By contrast, the system for selecting the president and vice-president of the United States, although not perfect, affords widespread participation and involvement in the process by “We, the people”. Before the general election, candidates from opposing parties run in state-level primaries and caucuses to determine who will represent their respective party. The winner in the primaries and caucuses is awarded a number of delegates, who then attend the national convention, where the candidate with the majority of the delegates is confirmed as the party nominee. The nominees must then represent their respective parties in a general election to determine who will be president.
That process, too, suffers from undemocratic features. In the ensuing presidential election, the president and vice-president are not elected directly by popular vote, but instead by electors within states through a process called the electoral college. In the 2016 US Presidential Election Democratic nominee Hilary Clinton won the popular vote by some three million ballots, 48.2 per cent to 46.1 per cent, but still lost to Donald Trump by virtue of him getting 304 electoral college votes, compared to the 227 she managed to muster. It could happen again in the presidential election just ended.
But, back to Jamaica. The process of selecting the party leader — which incidentally is not mentioned in the constitution — gets even more undemocratically complicated. What happens if the person selected to be party leader does not have a seat in Parliament? This happened twice. Once in 1944, when Norman Manley failed to win a seat in Jamaica’s first general election on December 14, 1944. Ivan Lloyd was appointed leader of the Opposition by the governor on the recommendation of elected members of the House. And, again when Bruce Golding came back into the JLP from his experiment with the National Democratic Movement (NDM) in 2002 to become leader without a seat in the House. Ken Baugh was appointed leader of the Opposition. In both instances the leader of the Opposition only played the role of what metaphorically could be described as the nightwatchman, to use a cricketing term. At the appropriate time room was made for the party leader to run in a safe seat and enter the House. Both Manley and Golding subsequently became head of the Government, chief minister and prime minister respectively.

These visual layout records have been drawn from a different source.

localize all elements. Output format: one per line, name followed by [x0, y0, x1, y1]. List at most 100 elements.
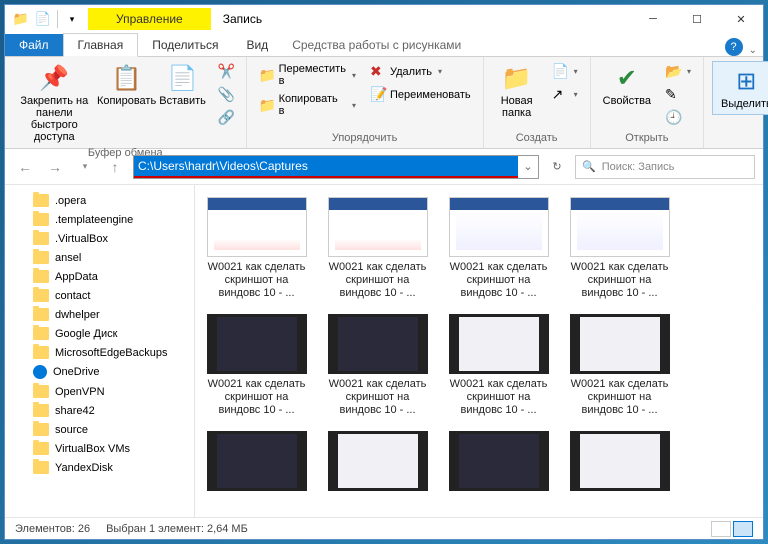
- chevron-down-icon: ▾: [574, 67, 578, 76]
- minimize-button[interactable]: ─: [631, 5, 675, 33]
- group-open: ✔ Свойства 📂▾ ✎ 🕘 Открыть: [591, 57, 704, 148]
- file-item[interactable]: [441, 427, 556, 495]
- thumbnail: [570, 314, 670, 374]
- paste-shortcut-button[interactable]: 🔗: [214, 107, 238, 128]
- chevron-down-icon: ▾: [438, 67, 442, 76]
- maximize-button[interactable]: ☐: [675, 5, 719, 33]
- file-item[interactable]: W0021 как сделать скриншот на виндовс 10…: [441, 193, 556, 304]
- address-bar[interactable]: C:\Users\hardr\Videos\Captures ⌄: [133, 155, 539, 179]
- file-item[interactable]: W0021 как сделать скриншот на виндовс 10…: [320, 310, 435, 421]
- tree-item[interactable]: .opera: [5, 191, 194, 210]
- properties-icon: ✔: [617, 63, 637, 93]
- tree-item[interactable]: dwhelper: [5, 305, 194, 324]
- select-button[interactable]: ⊞ Выделить: [712, 61, 768, 115]
- tree-item[interactable]: source: [5, 420, 194, 439]
- details-view-button[interactable]: [711, 521, 731, 537]
- delete-icon: ✖: [370, 63, 386, 80]
- file-item[interactable]: W0021 как сделать скриншот на виндовс 10…: [199, 193, 314, 304]
- copy-path-button[interactable]: 📎: [214, 84, 238, 105]
- tree-item-label: contact: [55, 290, 90, 302]
- pin-label: Закрепить на панели быстрого доступа: [17, 95, 92, 143]
- help-icon[interactable]: ?: [725, 38, 743, 56]
- tree-item[interactable]: OneDrive: [5, 362, 194, 382]
- tree-item-label: share42: [55, 405, 95, 417]
- tree-item[interactable]: AppData: [5, 267, 194, 286]
- view-switcher: [711, 521, 753, 537]
- history-button[interactable]: 🕘: [661, 107, 695, 128]
- file-item[interactable]: W0021 как сделать скриншот на виндовс 10…: [441, 310, 556, 421]
- tree-item[interactable]: ansel: [5, 248, 194, 267]
- tab-file[interactable]: Файл: [5, 34, 63, 56]
- separator: [57, 10, 58, 28]
- file-item[interactable]: W0021 как сделать скриншот на виндовс 10…: [562, 310, 677, 421]
- folder-icon: [33, 423, 49, 436]
- tree-item[interactable]: MicrosoftEdgeBackups: [5, 343, 194, 362]
- tree-item[interactable]: YandexDisk: [5, 458, 194, 477]
- contextual-tab-manage[interactable]: Управление: [88, 8, 211, 30]
- back-button[interactable]: ←: [13, 155, 37, 179]
- new-item-icon: 📄: [552, 63, 568, 80]
- refresh-button[interactable]: ↻: [545, 155, 569, 179]
- open-icon: 📂: [665, 63, 681, 80]
- pin-button[interactable]: 📌 Закрепить на панели быстрого доступа: [13, 61, 96, 145]
- collapse-ribbon-icon[interactable]: ⌄: [749, 45, 757, 56]
- copy-to-label: Копировать в: [279, 93, 346, 117]
- tree-item-label: .templateengine: [55, 214, 133, 226]
- rename-icon: 📝: [370, 86, 386, 103]
- rename-button[interactable]: 📝Переименовать: [366, 84, 475, 105]
- save-icon[interactable]: 📄: [33, 9, 53, 29]
- tree-item[interactable]: VirtualBox VMs: [5, 439, 194, 458]
- file-item[interactable]: W0021 как сделать скриншот на виндовс 10…: [562, 193, 677, 304]
- items-view[interactable]: W0021 как сделать скриншот на виндовс 10…: [195, 185, 763, 517]
- address-dropdown-icon[interactable]: ⌄: [518, 160, 538, 173]
- navigation-pane[interactable]: .opera .templateengine .VirtualBox ansel App…: [5, 185, 195, 517]
- ribbon: 📌 Закрепить на панели быстрого доступа 📋…: [5, 57, 763, 149]
- properties-button[interactable]: ✔ Свойства: [599, 61, 655, 109]
- file-item[interactable]: W0021 как сделать скриншот на виндовс 10…: [199, 310, 314, 421]
- paste-button[interactable]: 📄 Вставить: [158, 61, 208, 109]
- folder-icon: [33, 213, 49, 226]
- copy-button[interactable]: 📋 Копировать: [102, 61, 152, 109]
- tree-item[interactable]: OpenVPN: [5, 382, 194, 401]
- forward-button[interactable]: →: [43, 155, 67, 179]
- tree-item-label: YandexDisk: [55, 462, 113, 474]
- delete-button[interactable]: ✖Удалить▾: [366, 61, 475, 82]
- explorer-window: 📁 📄 ▾ Управление Запись ─ ☐ ✕ Файл Главн…: [4, 4, 764, 540]
- address-text[interactable]: C:\Users\hardr\Videos\Captures: [134, 156, 518, 178]
- file-item[interactable]: [199, 427, 314, 495]
- tree-item[interactable]: .templateengine: [5, 210, 194, 229]
- tree-item[interactable]: share42: [5, 401, 194, 420]
- tree-item-label: source: [55, 424, 88, 436]
- tab-share[interactable]: Поделиться: [138, 34, 232, 56]
- easy-access-button[interactable]: ↗▾: [548, 84, 582, 105]
- file-item[interactable]: [320, 427, 435, 495]
- close-button[interactable]: ✕: [719, 5, 763, 33]
- pin-icon: 📌: [39, 63, 69, 93]
- tree-item-label: ansel: [55, 252, 81, 264]
- search-box[interactable]: 🔍 Поиск: Запись: [575, 155, 755, 179]
- copy-to-button[interactable]: 📁Копировать в▾: [255, 91, 360, 119]
- edit-button[interactable]: ✎: [661, 84, 695, 105]
- tree-item[interactable]: .VirtualBox: [5, 229, 194, 248]
- contextual-subtab[interactable]: Средства работы с рисунками: [282, 34, 471, 56]
- up-button[interactable]: ↑: [103, 155, 127, 179]
- tree-item[interactable]: Google Диск: [5, 324, 194, 343]
- file-item[interactable]: [562, 427, 677, 495]
- new-small: 📄▾ ↗▾: [548, 61, 582, 105]
- tree-item[interactable]: contact: [5, 286, 194, 305]
- qat-dropdown-icon[interactable]: ▾: [62, 9, 82, 29]
- cut-button[interactable]: ✂️: [214, 61, 238, 82]
- tab-view[interactable]: Вид: [232, 34, 282, 56]
- recent-dropdown[interactable]: ▾: [73, 155, 97, 179]
- chevron-down-icon: ▾: [352, 71, 356, 80]
- open-button[interactable]: 📂▾: [661, 61, 695, 82]
- folder-icon: [33, 442, 49, 455]
- tree-item-label: Google Диск: [55, 328, 117, 340]
- new-item-button[interactable]: 📄▾: [548, 61, 582, 82]
- file-item[interactable]: W0021 как сделать скриншот на виндовс 10…: [320, 193, 435, 304]
- thumbnail: [449, 197, 549, 257]
- new-folder-button[interactable]: 📁 Новая папка: [492, 61, 542, 121]
- thumbnails-view-button[interactable]: [733, 521, 753, 537]
- move-to-button[interactable]: 📁Переместить в▾: [255, 61, 360, 89]
- tab-home[interactable]: Главная: [63, 33, 139, 57]
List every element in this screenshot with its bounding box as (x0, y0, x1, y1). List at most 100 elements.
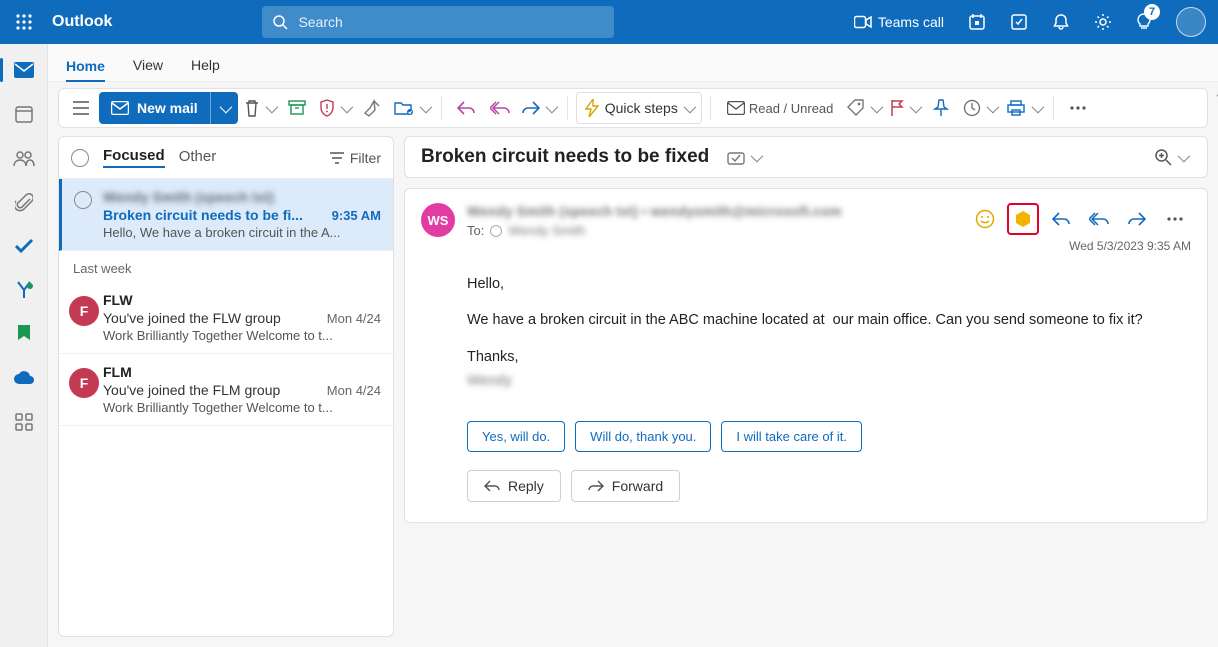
hamburger-button[interactable] (65, 92, 97, 124)
msg-more-button[interactable] (1159, 203, 1191, 235)
nav-todo[interactable] (0, 226, 48, 266)
group-last-week: Last week (59, 251, 393, 282)
filter-button[interactable]: Filter (330, 150, 381, 166)
reply-all-icon (1089, 212, 1109, 226)
tab-bar: Home View Help (48, 44, 1218, 82)
search-box[interactable] (262, 6, 614, 38)
forward-icon (1128, 212, 1146, 226)
forward-icon (522, 101, 540, 115)
people-icon (13, 149, 35, 167)
list-item-preview: Hello, We have a broken circuit in the A… (103, 225, 381, 240)
new-mail-menu[interactable] (210, 92, 238, 124)
list-item[interactable]: F FLM You've joined the FLM group Mon 4/… (59, 354, 393, 426)
settings-button[interactable] (1082, 0, 1124, 44)
snooze-button[interactable] (959, 92, 1000, 124)
print-button[interactable] (1002, 92, 1045, 124)
react-button[interactable] (969, 203, 1001, 235)
msg-forward-button[interactable] (1121, 203, 1153, 235)
hamburger-icon (73, 101, 89, 115)
list-item-time: 9:35 AM (332, 208, 381, 223)
select-all-toggle[interactable] (71, 149, 89, 167)
apps-icon (15, 413, 33, 431)
nav-people[interactable] (0, 138, 48, 178)
nav-bookings[interactable] (0, 314, 48, 354)
categorize-button[interactable] (843, 92, 884, 124)
msg-reply-all-button[interactable] (1083, 203, 1115, 235)
bolt-icon (585, 99, 599, 117)
meet-now-button[interactable] (956, 0, 998, 44)
forward-large-button[interactable]: Forward (571, 470, 680, 502)
message-action-bar (969, 203, 1191, 235)
reply-all-button[interactable] (484, 92, 516, 124)
cloud-icon (13, 370, 35, 386)
tab-focused[interactable]: Focused (103, 147, 165, 168)
new-mail-label: New mail (137, 100, 198, 116)
msg-reply-button[interactable] (1045, 203, 1077, 235)
list-item-avatar: F (69, 368, 99, 398)
yammer-icon (14, 280, 34, 300)
zoom-button[interactable] (1150, 141, 1191, 173)
bookings-icon (15, 324, 33, 344)
addin-field-service-button[interactable] (1007, 203, 1039, 235)
notifications-button[interactable] (1040, 0, 1082, 44)
pin-button[interactable] (925, 92, 957, 124)
list-item-preview: Work Brilliantly Together Welcome to t..… (103, 328, 381, 343)
tab-other[interactable]: Other (179, 148, 217, 167)
print-icon (1006, 100, 1026, 116)
app-launcher[interactable] (0, 0, 48, 44)
sweep-button[interactable] (356, 92, 388, 124)
new-mail-button[interactable]: New mail (99, 92, 210, 124)
body-thanks: Thanks, (467, 346, 1167, 368)
mail-icon (13, 61, 35, 79)
delete-button[interactable] (240, 92, 279, 124)
gear-icon (1094, 13, 1112, 31)
list-item[interactable]: F FLW You've joined the FLW group Mon 4/… (59, 282, 393, 354)
tab-home[interactable]: Home (66, 58, 105, 82)
forward-large-label: Forward (612, 478, 663, 494)
quick-steps-button[interactable]: Quick steps (576, 92, 702, 124)
suggested-reply[interactable]: I will take care of it. (721, 421, 862, 452)
select-toggle[interactable] (74, 191, 92, 209)
list-item-time: Mon 4/24 (327, 311, 381, 326)
nav-mail[interactable] (0, 50, 48, 90)
nav-calendar[interactable] (0, 94, 48, 134)
tag-icon (847, 99, 865, 117)
account-button[interactable] (1164, 0, 1218, 44)
avatar (1176, 7, 1206, 37)
nav-onedrive[interactable] (0, 358, 48, 398)
list-item-from: FLW (103, 292, 381, 308)
my-day-button[interactable] (998, 0, 1040, 44)
filter-label: Filter (350, 150, 381, 166)
read-unread-button[interactable]: Read / Unread (719, 92, 842, 124)
reading-header: Broken circuit needs to be fixed (404, 136, 1208, 178)
forward-button[interactable] (518, 92, 559, 124)
search-input[interactable] (298, 14, 604, 30)
day-icon (1010, 13, 1028, 31)
more-ribbon-button[interactable] (1062, 92, 1094, 124)
reply-large-button[interactable]: Reply (467, 470, 561, 502)
reply-button[interactable] (450, 92, 482, 124)
teams-call-button[interactable]: Teams call (842, 0, 956, 44)
body-greeting: Hello, (467, 273, 1167, 295)
nav-files[interactable] (0, 182, 48, 222)
list-header: Focused Other Filter (59, 137, 393, 179)
reply-icon (457, 101, 475, 115)
move-button[interactable] (390, 92, 433, 124)
suggested-reply[interactable]: Yes, will do. (467, 421, 565, 452)
ribbon: New mail Quick steps Read / Unread (58, 88, 1208, 128)
tips-button[interactable]: 7 (1124, 0, 1164, 44)
broom-icon (363, 99, 381, 117)
zoom-icon (1154, 148, 1172, 166)
nav-more-apps[interactable] (0, 402, 48, 442)
tab-view[interactable]: View (133, 57, 163, 81)
tab-help[interactable]: Help (191, 57, 220, 81)
ellipsis-icon (1166, 216, 1184, 222)
flag-button[interactable] (886, 92, 923, 124)
suggested-reply[interactable]: Will do, thank you. (575, 421, 711, 452)
report-button[interactable] (315, 92, 354, 124)
list-item[interactable]: Wendy Smith (speech txt) Broken circuit … (59, 179, 393, 251)
message-body: Hello, We have a broken circuit in the A… (467, 273, 1167, 407)
archive-button[interactable] (281, 92, 313, 124)
conversation-actions[interactable] (723, 141, 764, 173)
nav-yammer[interactable] (0, 270, 48, 310)
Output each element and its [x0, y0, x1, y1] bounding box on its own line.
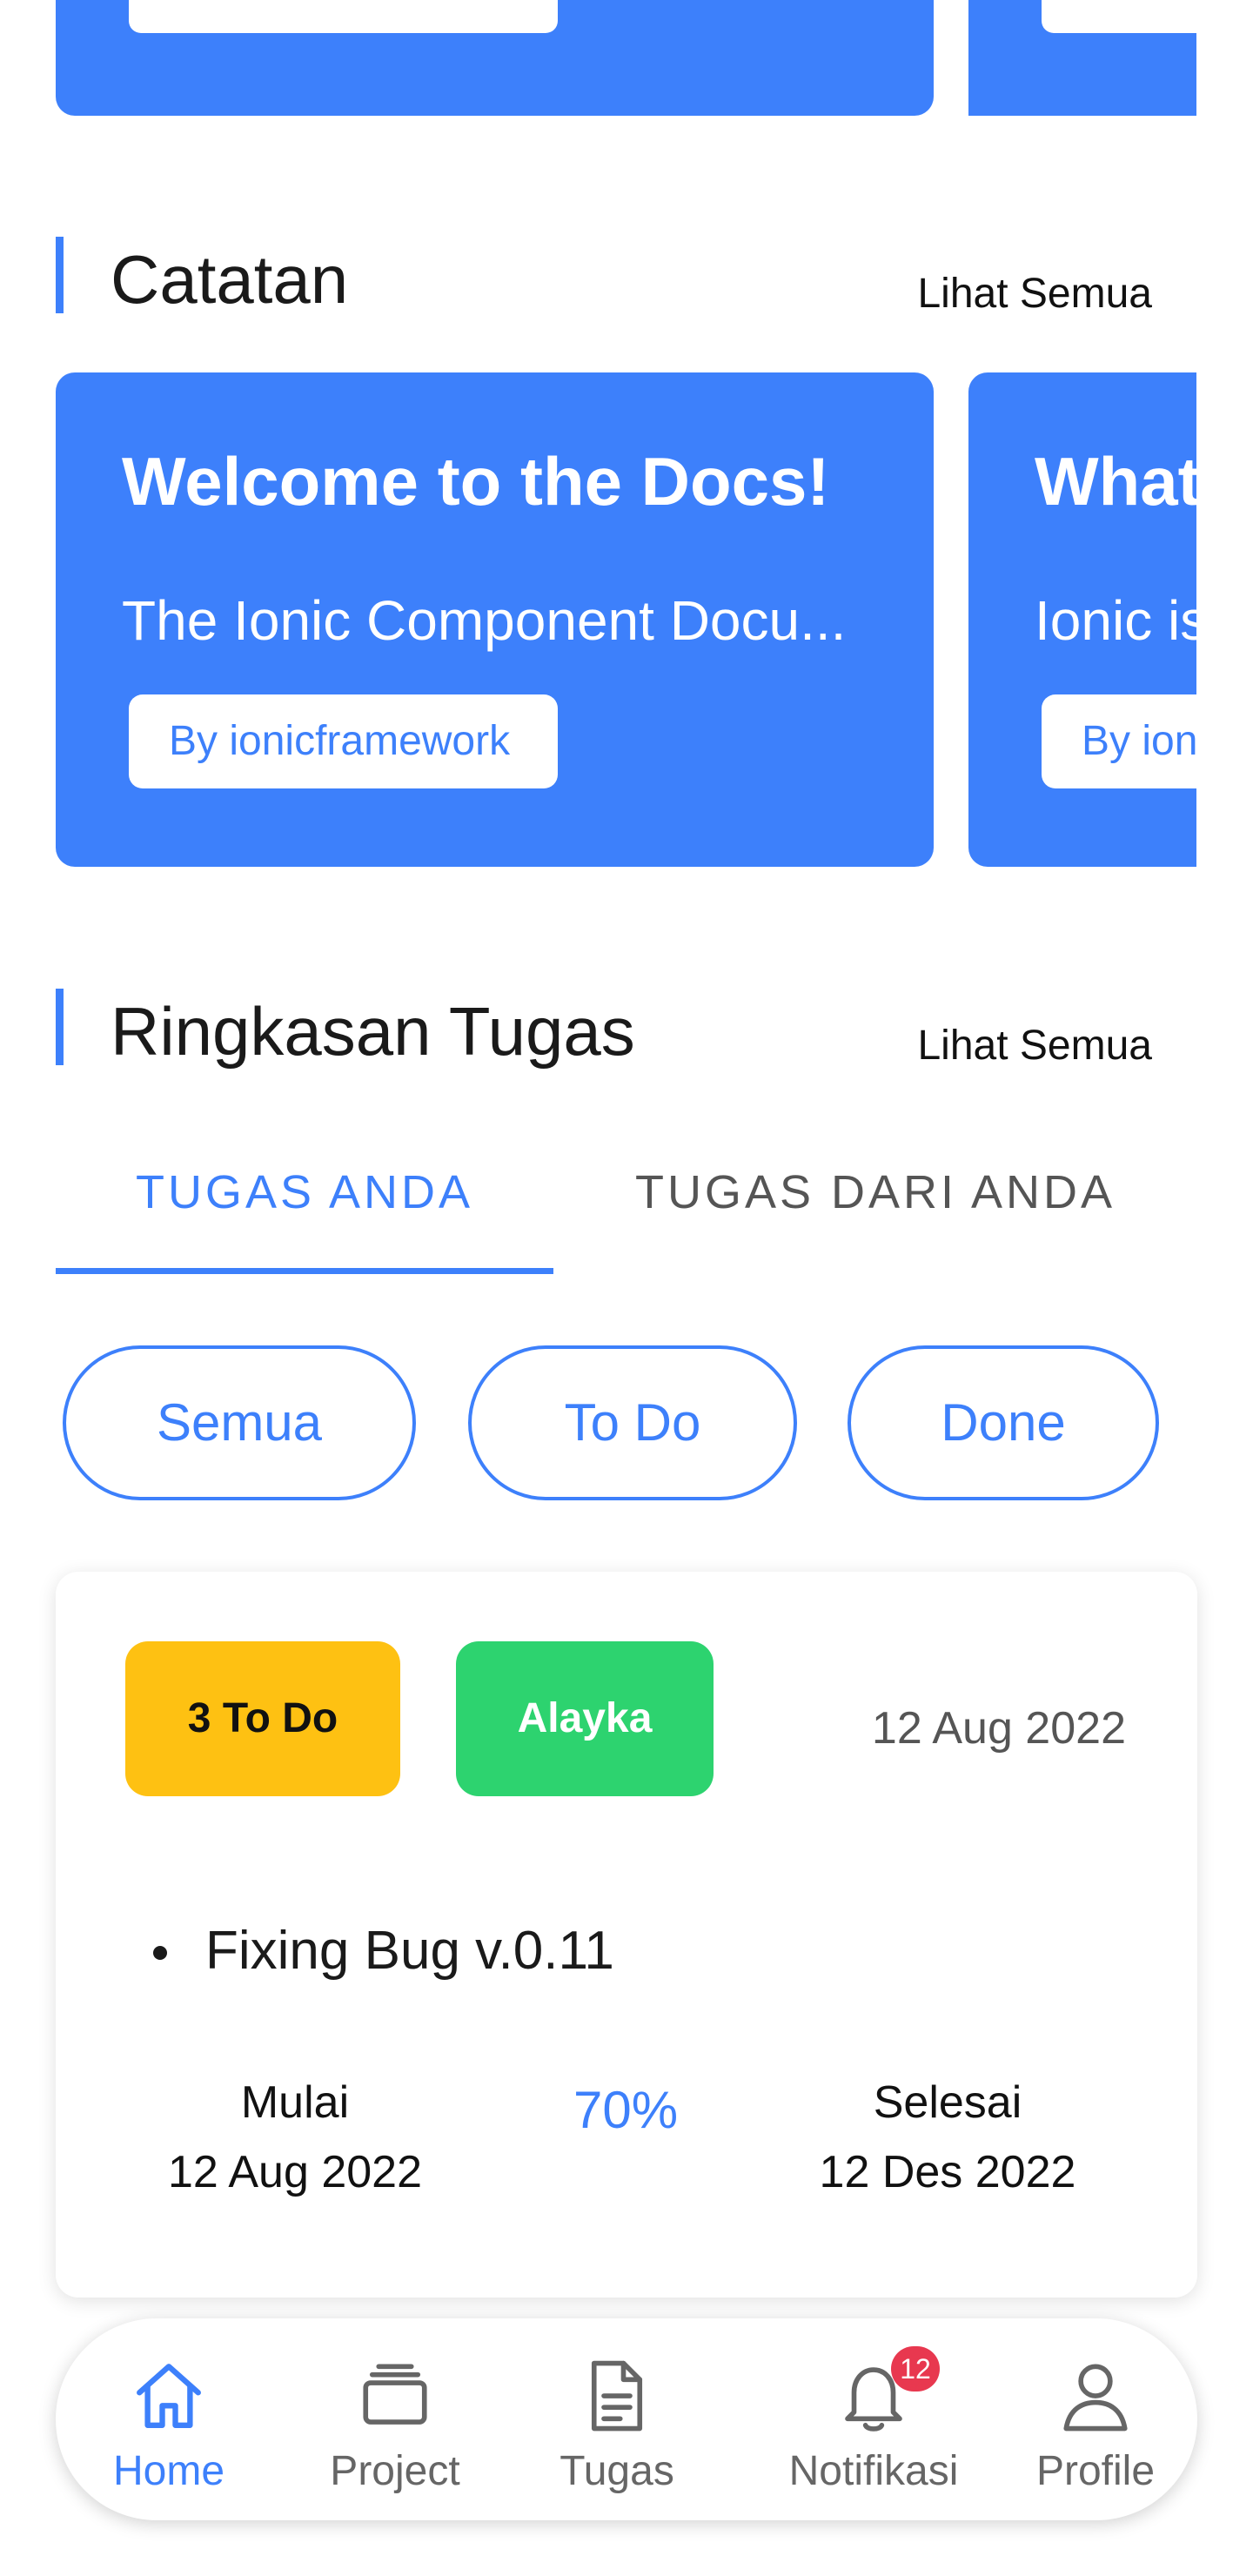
task-list-item: Fixing Bug v.0.11 — [153, 1920, 614, 1982]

Popular media personality and talk show host Cliff Hughes, on one of his morning shows, questioned whether the time has come to open up the process of selecting the party leader to include the thousands who make up the wider membership. Although not fully addressing the undemocratic nature of the process, such a move would certainly make the results of an election statistically more reflective of what might have transpired in a national poll.
Some commentators have disdainfully compared the process of selecting party leaders, and ultimately prime ministers, to beauty contests. With a former Miss World in the hunt for the coveted prize in the upcoming election to select a successor to Dr Peter Phillips, the comparison has never been more apt.